We All Remember That Fight About Kansas, And What Sort Of A
Fight It Was!
Kansas lies alongside of Missouri, a slave State, and
is contiguous to no other State.
If the free-soil party could, in
the days of Pierce and Buchanan, carry the day in Kansas, it is not
likely that they would be beaten on any new ground under such a
President as Lincoln. We have all heard in Europe how Southern men
have ruled in the White House, nearly from the days of Washington
downward; or if not Southern men, Northern men, such as Pierce and
Buchanan, with Southern politics; and therefore we have been taught
to think that the South has been politically the winning party.

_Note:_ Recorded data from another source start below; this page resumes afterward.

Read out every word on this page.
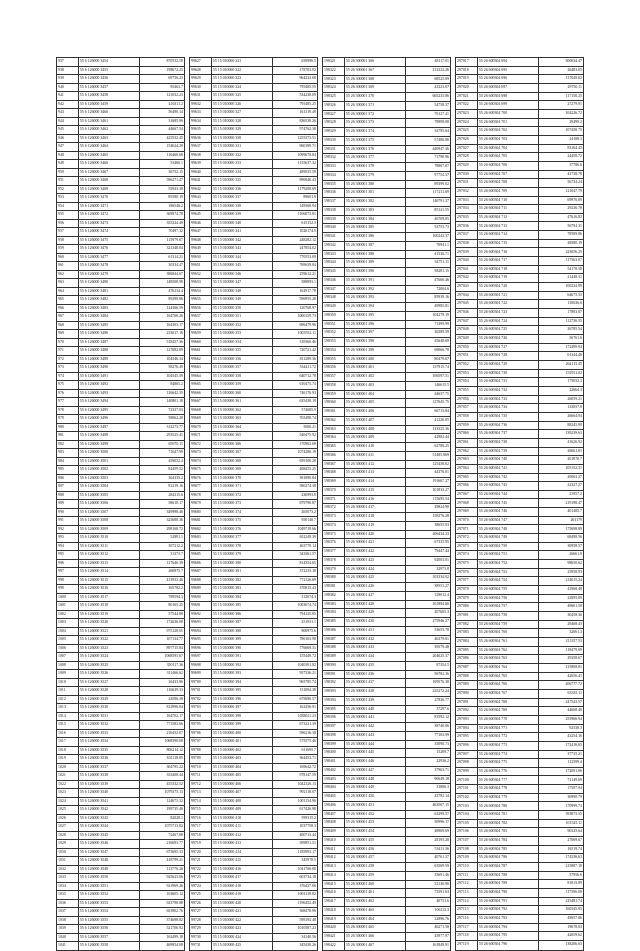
937	55 6 126000 3454	870532.58
938	55 6 126000 3455	198672.25
939	55 6 126000 3456	69756.23
940	55 6 126000 3457	85463.7
941	55 6 126000 3458	121032.23
942	55 6 126000 3459	416311.2
943	55 6 126000 3460	56490.14
944	55 6 126000 3461	31685.96
945	55 6 126000 3462	44667.54
946	55 6 126000 3463	425532.45
947	55 6 126000 3464	154624.29
948	55 6 126000 3465	116460.68
949	55 6 126000 3466	53466.1
950	55 6 126000 3467	36752.15
951	55 6 126000 3468	596271.47
952	55 6 126000 3469	55943.38
953	55 6 126000 3470	85580.19
954	55 6 126000 3471	186546.2
955	55 6 126000 3472	369974.78
956	55 6 126000 3473	355324.49
957	55 6 126000 3474	70497.32
958	55 6 126000 3475	115979.67
959	55 6 126000 3476	321348.04
960	55 6 126000 3477	61314.21
961	55 6 126000 3478	30334.47
962	55 6 126000 3479	386844.67
963	55 6 126000 3480	148508.99
964	55 6 126000 3481	476234.4
965	55 6 126000 3482	89298.86
966	55 6 126000 3483	124366.59
967	55 6 126000 3484	164760.26
968	55 6 126000 3485	164303.17
969	55 6 126000 3486	233617.16
970	55 6 126000 3487	518457.36
971	55 6 126000 3488	127682.89
972	55 6 126000 3489	104546.34
973	55 6 126000 3490	58276.49
974	55 6 126000 3491	104545.59
975	55 6 126000 3492	84865.2
976	55 6 126000 3493	126642.35
977	55 6 126000 3494	140801.18
978	55 6 126000 3495	72337.03
979	55 6 126000 3496	58062.28
980	55 6 126000 3497	312273.77
981	55 6 126000 3498	293525.41
982	55 6 126000 3499	65970.11
983	55 6 126000 3500	71647.99
984	55 6 126000 3501	459052.4
985	55 6 126000 3502	82459.52
986	55 6 126000 3503	364335.2
987	55 6 126000 3504	81219.16
988	55 6 126000 3505	284315.6
989	55 6 126000 3506	58610.17
990	55 6 126000 3507	349998.46
991	55 6 126000 3508	325688.36
992	55 6 126000 3509	298168.72
993	55 6 126000 3510	52891.1
994	55 6 126000 3511	307212.2
995	55 6 126000 3512	31373.7
996	55 6 126000 3513	127646.39
997	55 6 126000 3514	260875.7
998	55 6 126000 3515	413933.46
999	55 6 126000 3516	165782.2
1000	55 6 126000 3517	789594.3
1001	55 6 126000 3518	80165.25
1002	55 6 126000 3519	57544.88
1003	55 6 126000 3520	172636.08
1004	55 6 126000 3521	975128.05
1005	55 6 126000 3522	107134.77
1006	55 6 126000 3523	897715.84
1007	55 6 126000 3524	1068595.67
1008	55 6 126000 3525	350117.36
1009	55 6 126000 3526	311466.62
1010	55 6 126000 3527	16433.96
1011	55 6 126000 3528	116639.33
1012	55 6 126000 3529	24596.38
1013	55 6 126000 3530	812996.04
1014	55 6 126000 3531	164702.17
1015	55 6 126000 3532	771583.66
1016	55 6 126000 3533	216452.07
1017	55 6 126000 3534	1068590.08
1018	55 6 126000 3535	806214.12
1019	55 6 126000 3536	631118.85
1020	55 6 126000 3537	304795.22
1021	55 6 126000 3538	353408.44
1022	55 6 126000 3539	455332.52
1023	55 6 126000 3540	1079375.13
1024	55 6 126000 3541	124673.32
1025	55 6 126000 3542	199735.46
1026	55 6 126000 3543	82028.1
1027	55 6 126000 3544	1075713.82
1028	55 6 126000 3545	72467.08
1029	55 6 126000 3546	216693.77
1030	55 6 126000 3547	673695.33
1031	55 6 126000 3548	418799.21
1032	55 6 126000 3549	113776.26
1033	55 6 126000 3550	925623.06
1034	55 6 126000 3551	921969.26
1035	55 6 126000 3552	103605.12
1036	55 6 126000 3553	923798.88
1037	55 6 126000 3554	653902.76
1038	55 6 126000 3555	374698.82
1039	55 6 126000 3556	521706.92
1040	55 6 126000 3557	162499.18
1041	55 6 126000 3558	469954.08
99627	55 15 010000 321	650996.5
99628	55 15 010000 322	178703.92
99629	55 15 010000 323	964232.08
99630	55 15 010000 324	795485.55
99631	55 15 010000 325	534238.09
99632	55 15 010000 326	795485.25
99633	55 15 010000 327	161319.49
99634	55 15 010000 328	836539.26
99635	55 15 010000 329	974762.38
99636	55 15 010000 330	1255373.51
99637	55 15 010000 331	960189.71
99638	55 15 010000 332	1099678.84
99639	55 15 010000 333	1155637.32
99640	55 15 010000 334	489035.58
99641	55 15 010000 335	896946.43
99642	55 15 010000 336	1179208.69
99643	55 15 010000 337	89601.9
99644	55 15 010000 338	149568.94
99645	55 15 010000 339	1106073.81
99646	55 15 010000 340	615152.3
99647	55 15 010000 341	1020174.5
99648	55 15 010000 342	248282.12
99649	55 15 010000 343	247854.02
99650	55 15 010000 344	770553.09
99651	55 15 010000 345	769639.04
99652	55 15 010000 346	259612.21
99653	55 15 010000 347	588893.1
99654	55 15 010000 348	162917.78
99655	55 15 010000 349	596955.28
99656	55 15 010000 350	120768.97
99657	55 15 010000 351	1000159.73
99658	55 15 010000 352	696479.96
99659	55 15 010000 353	1003552.11
99660	55 15 010000 354	310560.46
99661	55 15 010000 355	720721.42
99662	55 15 010000 356	811289.36
99663	55 15 010000 357	534411.72
99664	55 15 010000 358	640712.78
99665	55 15 010000 359	610475.74
99666	55 15 010000 360	746176.93
99667	55 15 010000 361	635438.19
99668	55 15 010000 362	574685.9
99669	55 15 010000 363	765498.74
99670	55 15 010000 364	5060.21
99671	55 15 010000 365	540475.92
99672	55 15 010000 366	170963.08
99673	55 15 010000 367	1074286.19
99674	55 15 010000 368	659100.28
99675	55 15 010000 369	408453.25
99676	55 15 010000 370	391080.84
99677	55 15 010000 371	580274.38
99678	55 15 010000 372	430993.8
99679	55 15 010000 373	879790.87
99680	55 15 010000 374	265073.2
99681	55 15 010000 375	950140.7
99682	55 15 010000 376	1049718.66
99683	55 15 010000 377	652249.39
99684	55 15 010000 378	263779.14
99685	55 15 010000 379	543361.57
99686	55 15 010000 380	814354.65
99687	55 15 010000 381	372233.18
99688	55 15 010000 382	772126.69
99689	55 15 010000 383	370813.43
99690	55 15 010000 384	312074.3
99691	55 15 010000 385	1003674.74
99692	55 15 010000 386	794125.85
99693	55 15 010000 387	251931.1
99694	55 15 010000 388	900975.6
99695	55 15 010000 389	786103.98
99696	55 15 010000 390	776669.31
99697	55 15 010000 391	155449.72
99698	55 15 010000 392	1040391.82
99699	55 15 010000 393	957336.21
99700	55 15 010000 394	965785.74
99701	55 15 010000 395	131094.38
99702	55 15 010000 396	675690.57
99703	55 15 010000 397	162436.91
99704	55 15 010000 398	1038611.23
99705	55 15 010000 399	673221.39
99706	55 15 010000 400	596216.38
99707	55 15 010000 401	575575.46
99708	55 15 010000 402	611695.7
99709	55 15 010000 403	364453.71
99710	55 15 010000 404	169642.72
99711	55 15 010000 405	978147.59
99712	55 15 010000 406	1042326.13
99713	55 15 010000 407	992118.07
99714	55 15 010000 408	1001154.96
99715	55 15 010000 409	617426.98
99716	55 15 010000 410	599315.2
99717	55 15 010000 411	1037758.3
99718	55 15 010000 412	400713.44
99719	55 15 010000 413	399851.51
99720	55 15 010000 414	1185993.17
99721	55 15 010000 415	345978.5
99722	55 15 010000 416	1041766.08
99723	55 15 010000 417	603734.18
99724	55 15 010000 418	376437.06
99725	55 15 010000 419	1001139.82
99726	55 15 010000 420	1196452.49
99727	55 15 010000 421	568478.96
99728	55 15 010000 422	598193.48
99729	55 15 010000 423	1010587.23
99730	55 15 010000 424	34140.56
99731	55 15 010000 425	345430.26
198321	55 26 300001 366	48117.01
198322	55 26 300001 367	112322.26
198323	55 26 300001 368	68525.09
198324	55 26 300001 369	43323.07
198325	55 26 300001 370	665233.86
198326	55 26 300001 371	54758.37
198327	55 26 300001 372	70127.41
198328	55 26 300001 373	78998.08
198329	55 26 300001 374	34795.64
198330	55 26 300001 375	57486.86
198331	55 26 300001 376	440947.36
198332	55 26 300001 377	71790.96
198333	55 26 300001 378	78867.07
198334	55 26 300001 379	97754.37
198335	55 26 300001 380	89399.02
198336	55 26 300001 381	117211.69
198337	55 26 300001 382	146791.37
198338	55 26 300001 383	85141.55
198339	55 26 300001 384	46709.85
198340	55 26 300001 385	53753.73
198341	55 26 300001 386	100243.37
198342	55 26 300001 387	70941.1
198343	55 26 300001 388	41536.71
198344	55 26 300001 389	34751.11
198345	55 26 300001 390	58281.15
198346	55 26 300001 391	47660.46
198347	55 26 300001 392	72004.6
198348	55 26 300001 393	85939.16
198349	55 26 300001 394	49985.81
198350	55 26 300001 395	104279.19
198351	55 26 300001 396	71399.99
198352	55 26 300001 397	36589.59
198353	55 26 300001 398	45648.69
198354	55 26 300001 399	69066.78
198355	55 26 300001 400	80479.67
198356	55 26 300001 401	137915.74
198357	55 26 300001 402	106597.51
198358	55 26 300001 403	146615.5
198359	55 26 300001 404	44637.75
198360	55 26 300001 405	127645.75
198361	55 26 300001 406	66713.84
198362	55 26 300001 407	41226.05
198363	55 26 300001 408	123325.36
198364	55 26 300001 409	42982.44
198365	55 26 300001 410	62786.25
198366	55 26 300001 411	51485.869
198367	55 26 300001 412	125438.62
198368	55 26 300001 413	44376.01
198369	55 26 300001 414	191667.27
198370	55 26 300001 415	101833.27
198371	55 26 300001 416	115695.54
198372	55 26 300001 417	29824.98
198373	55 26 300001 418	158276.28
198374	55 26 300001 419	38655.03
198375	55 26 300001 420	206434.33
198376	55 26 300001 421	67335.95
198377	55 26 300001 422	79447.44
198378	55 26 300001 423	92003.01
198379	55 26 300001 424	32973.8
198380	55 26 300001 425	103334.02
198381	55 26 300001 426	38551.27
198382	55 26 300001 427	129012.4
198383	55 26 300001 428	161894.66
198384	55 26 300001 429	207665.3
198385	55 26 300001 430	275946.27
198386	55 26 300001 431	53655.78
198387	55 26 300001 432	46379.81
198388	55 26 300001 433	39579.48
198389	55 26 300001 434	204025.37
198390	55 26 300001 435	87354.5
198391	55 26 300001 436	56782.36
198392	55 26 300001 437	109576.38
198393	55 26 300001 438	225272.24
198394	55 26 300001 439	27836.77
198395	55 26 300001 440	37297.6
198396	55 26 300001 441	83592.12
198397	55 26 300001 442	38740.06
198398	55 26 300001 443	77103.99
198399	55 26 300001 444	35090.73
198400	55 26 300001 445	15209.7
198401	55 26 300001 446	22936.2
198402	55 26 300001 447	37963.71
198403	55 26 300001 448	90649.18
198404	55 26 300001 449	31806.3
198405	55 26 300001 450	43782.14
198406	55 26 300001 451	463567.15
198407	55 26 300001 452	63299.57
198408	55 26 300001 453	50996.17
198409	55 26 300001 454	48969.69
198410	55 26 300001 455	28195.28
198411	55 26 300001 456	53411.36
198412	55 26 300001 457	40761.37
198413	55 26 300001 458	63569.59
198414	55 26 300001 459	35691.46
198415	55 26 300001 460	52136.96
198416	55 26 300001 461	73591.63
198417	55 26 300001 462	40731.6
198418	55 26 300001 463	106112.3
198419	55 26 300001 464	32896.76
198420	55 26 300001 465	46271.58
198421	55 26 300001 466	43977.97
198422	55 26 300001 467	161849.91
297017	55 26 600304 694	300634.47
297018	55 26 600304 695	26483.05
297019	55 26 600304 696	117049.82
297020	55 26 600304 697	29750.11
297021	55 26 600304 698	117150.25
297022	55 26 600304 699	27279.91
297023	55 26 600304 700	104226.72
297024	55 26 600304 701	29499.2
297025	55 26 600304 702	107458.75
297026	55 26 600304 703	24188.3
297027	55 26 600304 704	83164.43
297028	55 26 600304 705	24458.72
297029	55 26 600304 706	37786.6
297030	55 26 600304 707	41738.78
297031	55 26 600304 708	56734.24
297032	55 26 600304 709	121047.79
297033	55 26 600304 710	69976.09
297034	55 26 600304 711	29236.78
297035	55 26 600304 712	47616.82
297036	55 26 600304 713	56794.31
297037	55 26 600304 714	78589.86
297038	55 26 600304 715	28580.19
297039	55 26 600304 716	223056.25
297040	55 26 600304 717	117563.07
297041	55 26 600304 718	54178.58
297042	55 26 600304 719	21448.31
297043	55 26 600304 720	100234.99
297044	55 26 600304 721	64675.35
297045	55 26 600304 722	110636.6
297046	55 26 600304 723	17883.87
297047	55 26 600304 724	112736.55
297048	55 26 600304 725	26785.54
297049	55 26 600304 726	56761.6
297050	55 26 600304 727	172499.94
297051	55 26 600304 728	61344.46
297052	55 26 600304 729	264115.45
297053	55 26 600304 730	152911.02
297054	55 26 600304 731	175052.3
297055	55 26 600304 732	22664.3
297056	55 26 600304 733	26059.21
297057	55 26 600304 734	133057.8
297058	55 26 600304 735	26664.94
297059	55 26 600304 736	88245.99
297060	55 26 600304 737	139239.63
297061	55 26 600304 738	41626.92
297062	55 26 600304 739	26661.81
297063	55 26 600304 740	201870.7
297064	55 26 600304 741	105152.31
297065	55 26 600304 742	20063.27
297066	55 26 600304 743	22327.27
297067	55 26 600304 744	21957.2
297068	55 26 600304 745	219198.47
297069	55 26 600304 746	401485.7
297070	55 26 600304 747	261179
297071	55 26 600304 748	175698.89
297072	55 26 600304 749	68498.56
297073	55 26 600304 750	30958.57
297074	55 26 600304 751	26661.8
297075	55 26 600304 752	98650.62
297076	55 26 600304 753	25958.93
297077	55 26 600304 754	214015.24
297078	55 26 600304 755	41968.48
297079	55 26 600304 756	22895.09
297080	55 26 600304 757	49601.58
297081	55 26 600304 758	30458.36
297082	55 26 600304 759	29468.43
297083	55 26 600304 760	32061.3
297084	55 26 600304 761	211357.53
297085	55 26 600304 762	118479.09
297086	55 26 600304 763	29358.67
297087	55 26 600304 764	115808.81
297088	55 26 600304 765	42656.41
297089	55 26 600304 766	206777.72
297090	55 26 600304 767	63335.11
297091	55 26 600304 768	247543.57
297092	55 26 600304 769	44668.48
297093	55 26 600304 770	255966.94
297094	55 26 600304 771	92538.3
297095	55 26 600304 772	43254.16
297096	55 26 600304 773	172416.65
297097	55 26 600304 774	37735.21
297098	55 26 600304 775	112599.4
297099	55 26 600304 776	172001.06
297100	55 26 600304 777	72149.69
297101	55 26 600304 778	17597.94
297102	55 26 600304 779	30990.79
297103	55 26 600304 780	170999.73
297104	55 26 600304 781	393873.55
297105	55 26 600304 782	101525.11
297106	55 26 600304 783	90325.64
297107	55 26 600304 784	27069.67
297108	55 26 600304 785	16519.74
297109	55 26 600304 786	174336.63
297110	55 26 600304 787	215887.19
297111	55 26 600304 788	37956.6
297112	55 26 600304 789	81815.89
297113	55 26 600304 790	117396.08
297114	55 26 600304 791	225481.74
297115	55 26 600304 792	160345.95
297116	55 26 600304 793	49657.86
297117	55 26 600304 794	19678.83
297118	55 26 600304 795	42659.62
297119	55 26 600304 796	138206.63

They have, in truth, been the losing party as regards national
power. But what they have so lost they have hitherto recovered by
political address and individual statecraft. The leading men of the
South have seen their position, and have gone to their work with the
exercise of all their energies. They organized the Democratic party
so as to include the leaders among the Northern politicians. They
never begrudged to these assistants a full share of the good things
of official life. They have been aided by the fanatical
abolitionism of the North by which the Republican party has been
divided into two sections. It has been fashionable to be a
Democrat, that is, to hold Southern politics, and unfashionable to
be a Republican, or to hold anti-Southern politics. In that way the
South has lived and struggled on against the growing will of the
population; but at last that will became too strong, and when Mr.
Lincoln was elected, the South knew that its day was over.
It is not surprising that the South should have desired secession.
It is not surprising that it should have prepared for it. Since the
days of Mr. Calhoun its leaders have always understood its position
with a fair amount of political accuracy. Its only chance of
political life lay in prolonged ascendency at Washington. The
swelling crowds of Germans, by whom the Western States were being
filled, enlisted themselves to a man in the ranks of abolition.
What was the acquisition of Texas against such hosts as these? An
evil day was coming on the Southern politicians, and it behooved
them to be prepared. As a separate nation - a nation trusting to
cotton, having in their hands, as they imagined, a monopoly of the
staple of English manufacture, with a tariff of their own, and those
rabid curses on the source of all their wealth no longer ringing in
their ears, what might they not do as a separate nation? But as a
part of the Union, they were too weak to hold their own if once
their political finesse should fail them. That day came upon them,
not unexpected, in 1860, and therefore they cut the cable.
And all this has come from slavery. It is hard enough, for how
could the South have escaped slavery?